Как только мы сели с тем, чтобы приняться за употребление малиновки, как тут же поняли, что продали нам что-то не то совершенно.
— Чувствуешь ли ты алкоголь в этой малиновке? — спрашивал меня поминутно НЧ.
— Нет, — каждый раз отвечала я. И это было истинной, абсолютной правдой, потому что алкоголь не ощущал ни один из нас двоих, а мы те еще ощущатели алкоголя. Мы его до этого никогда не ощущали, поэтому могли бы как-то понять, что это он. Могли бы почувствовать что-нибудь совсем новое для нас. Но нет! Его не было.

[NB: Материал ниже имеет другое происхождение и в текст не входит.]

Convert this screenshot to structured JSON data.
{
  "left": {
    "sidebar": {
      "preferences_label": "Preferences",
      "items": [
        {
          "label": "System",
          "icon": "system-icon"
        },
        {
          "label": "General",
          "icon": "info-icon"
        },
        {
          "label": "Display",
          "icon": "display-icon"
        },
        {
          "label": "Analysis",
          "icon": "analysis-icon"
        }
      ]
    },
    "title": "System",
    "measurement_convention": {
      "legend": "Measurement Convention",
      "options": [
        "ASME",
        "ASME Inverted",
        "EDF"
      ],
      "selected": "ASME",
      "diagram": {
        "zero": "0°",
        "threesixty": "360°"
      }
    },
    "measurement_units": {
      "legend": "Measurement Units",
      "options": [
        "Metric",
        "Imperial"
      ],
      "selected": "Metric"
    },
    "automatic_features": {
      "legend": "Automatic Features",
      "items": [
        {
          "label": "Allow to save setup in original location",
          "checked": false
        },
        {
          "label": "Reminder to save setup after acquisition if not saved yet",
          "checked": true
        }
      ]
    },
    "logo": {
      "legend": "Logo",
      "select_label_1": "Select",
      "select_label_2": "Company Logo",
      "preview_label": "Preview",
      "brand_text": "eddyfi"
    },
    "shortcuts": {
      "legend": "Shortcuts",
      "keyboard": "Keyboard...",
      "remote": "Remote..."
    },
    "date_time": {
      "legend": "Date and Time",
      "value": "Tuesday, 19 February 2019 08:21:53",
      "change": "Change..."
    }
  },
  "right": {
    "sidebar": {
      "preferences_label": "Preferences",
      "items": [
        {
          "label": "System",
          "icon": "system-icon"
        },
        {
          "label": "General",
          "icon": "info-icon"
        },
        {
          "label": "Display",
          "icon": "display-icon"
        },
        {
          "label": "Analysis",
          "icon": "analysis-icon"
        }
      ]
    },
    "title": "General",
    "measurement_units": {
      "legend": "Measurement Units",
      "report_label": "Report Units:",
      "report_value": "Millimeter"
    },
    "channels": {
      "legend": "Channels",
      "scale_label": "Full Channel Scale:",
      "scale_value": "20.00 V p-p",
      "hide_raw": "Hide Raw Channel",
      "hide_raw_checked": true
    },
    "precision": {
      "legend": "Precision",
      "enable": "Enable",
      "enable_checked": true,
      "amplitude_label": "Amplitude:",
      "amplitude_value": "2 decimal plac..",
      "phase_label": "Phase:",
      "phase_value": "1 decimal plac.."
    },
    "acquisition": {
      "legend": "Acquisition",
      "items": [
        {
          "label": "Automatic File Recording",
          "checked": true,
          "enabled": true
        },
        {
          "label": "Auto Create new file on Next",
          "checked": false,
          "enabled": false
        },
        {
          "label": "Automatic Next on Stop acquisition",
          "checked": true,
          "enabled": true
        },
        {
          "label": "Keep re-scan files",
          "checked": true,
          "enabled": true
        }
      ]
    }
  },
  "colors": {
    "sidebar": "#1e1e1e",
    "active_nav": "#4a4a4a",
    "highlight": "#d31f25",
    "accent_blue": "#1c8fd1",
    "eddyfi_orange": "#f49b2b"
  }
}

Опять же, после короткого совещания, мы решили, что нам продали не алкогольный напиток, а разведенное малиновое варенье. Разведенное причем обыкновенной водой, хорошо, что кипяченой. И еще похоже на то, что малиновое варенье было забродившее, будто алкогольное, а на деле алкоголя там не было. К такому решению привели нас с НЧ наши два разума. Но человек так странно устроен, что почти не доверяет себе и своему разуму, так что пришлось нам взять еще по одной рюмочке (50 г) малиновки, чтобы проверить и убедиться в правильности наших выводов. К тому же надо было нам как-то согреться после той большой грозы. Второй раз оказалось, что в эти рюмочки алкоголь был уже добавлен, мы его даже почувствовали и потому решили проверить еще раз — есть ли в малиновке алкоголь? И потом мы снова проверяли, снова и снова покупая по рюмочке малиновки (50 г).
Он там был.
Мы даже, честно сказать, стали не очень-то трезвыми, так что пришлось решать, кто кого ведет домой. После некоторой перепалки победила дружба, и нам пришлось быстренько выметаться, как некрасиво выразились официанты, из кабака в сверкающем магазине.

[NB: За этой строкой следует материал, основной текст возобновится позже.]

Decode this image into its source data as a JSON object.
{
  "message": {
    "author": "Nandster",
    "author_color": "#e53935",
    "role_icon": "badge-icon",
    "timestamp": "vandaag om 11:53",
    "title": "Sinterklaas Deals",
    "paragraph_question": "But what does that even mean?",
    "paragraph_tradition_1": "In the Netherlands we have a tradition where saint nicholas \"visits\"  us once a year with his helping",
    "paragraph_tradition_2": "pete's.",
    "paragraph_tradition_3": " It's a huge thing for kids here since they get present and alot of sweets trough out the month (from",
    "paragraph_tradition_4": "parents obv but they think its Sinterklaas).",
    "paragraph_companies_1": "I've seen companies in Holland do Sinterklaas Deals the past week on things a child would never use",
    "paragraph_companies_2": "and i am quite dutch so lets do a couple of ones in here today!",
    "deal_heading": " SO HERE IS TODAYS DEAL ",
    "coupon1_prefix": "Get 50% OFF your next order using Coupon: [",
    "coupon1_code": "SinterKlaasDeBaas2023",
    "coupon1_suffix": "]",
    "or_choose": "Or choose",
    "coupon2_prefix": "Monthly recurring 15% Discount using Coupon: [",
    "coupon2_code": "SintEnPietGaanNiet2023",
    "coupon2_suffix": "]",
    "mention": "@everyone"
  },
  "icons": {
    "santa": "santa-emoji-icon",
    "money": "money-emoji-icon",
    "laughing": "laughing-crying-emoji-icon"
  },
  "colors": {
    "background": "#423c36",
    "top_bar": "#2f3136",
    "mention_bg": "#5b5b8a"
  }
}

Для полной ясности можно сказать, только утром мы поняли, что находимся на скамейке в парке, причем на ней была только я, а Некоторый Человек дрался с каким-то парнем не очень спокойной наружности. В результате я стала кричать, чтобы приехала милиция, что она и сделала незамедлительно.
Так мы с НЧ оказались на скамье в ярко выраженном негативном месте.
Реклама
Мне кажется, я еще не рассказывала про то, что учусь в школе для одаренных детей несовершеннолетнего возраста, в хорошем лицее. Как эта школа называется, говорить не стоит, просто мне не хочется, к тому же будет открытая реклама. После нашего лицея прямая дорога в университет, как говорят учителя. Их, кстати, нельзя называть «учителя», а надо — «преподаватели», потому что это разные университетские ученые. Здесь очень хорошо, не так, как в моей старой школе. Никто тебе не говорит, что ты балбес, никто не говорит, что ты деградируешь или что весна на тебя действует. В старой школе, я помню, каждую весну учителя начинали ругаться на уроках и говорить, будто на нас действует весна. Мне кажется, весна действовала на них, во всяком случае, за те же самые провинности, что и раньше, нам доставалось гораздо больше. Как-то раз мне влетело указкой по рукам только за то, что я взяла у соседа по парте ластик и начала водить им по столу. Просто на уроке физики нам говорили про сопротивление и силу трения, а на биологии мне захотелось посмотреть сопротивление в действии. И вот чем закончилось. Да еще мне сказали, что на меня плохо действует весна, странно, правда? Долго рассказывать про печальные вещи, и я не буду, потому что плохое забывается быстрее, вы все равно это забудете. А если я буду их рассказывать, то разволнуюсь, а мне нельзя, потому что у будущего ученого должны быть крепкие нервы, так мне сказали. И никакая весна не должна действовать на ученого, это мне сказали еще в старой школе. Так я оказалась здесь, в хороших условиях с общежитием, но в другом городе. Опять же, это хорошо, потому что здесь все такие же одаренные, как я, по крайней мере, так считается. Пусть. А то, что кто-то ходит и всю ночь поет в коридоре, это его личное дело. Это тоже одаренность. Или есть еще такие, кто поджаривает тараканов на плите — у нас на кухне стоят электроплиты, ребята из биологического класса как-то раз решили посмотреть на поведение насекомых в жарких условиях, ребят потом побили, правда. И вообще с тех пор никто не разговаривает с биологическим классом.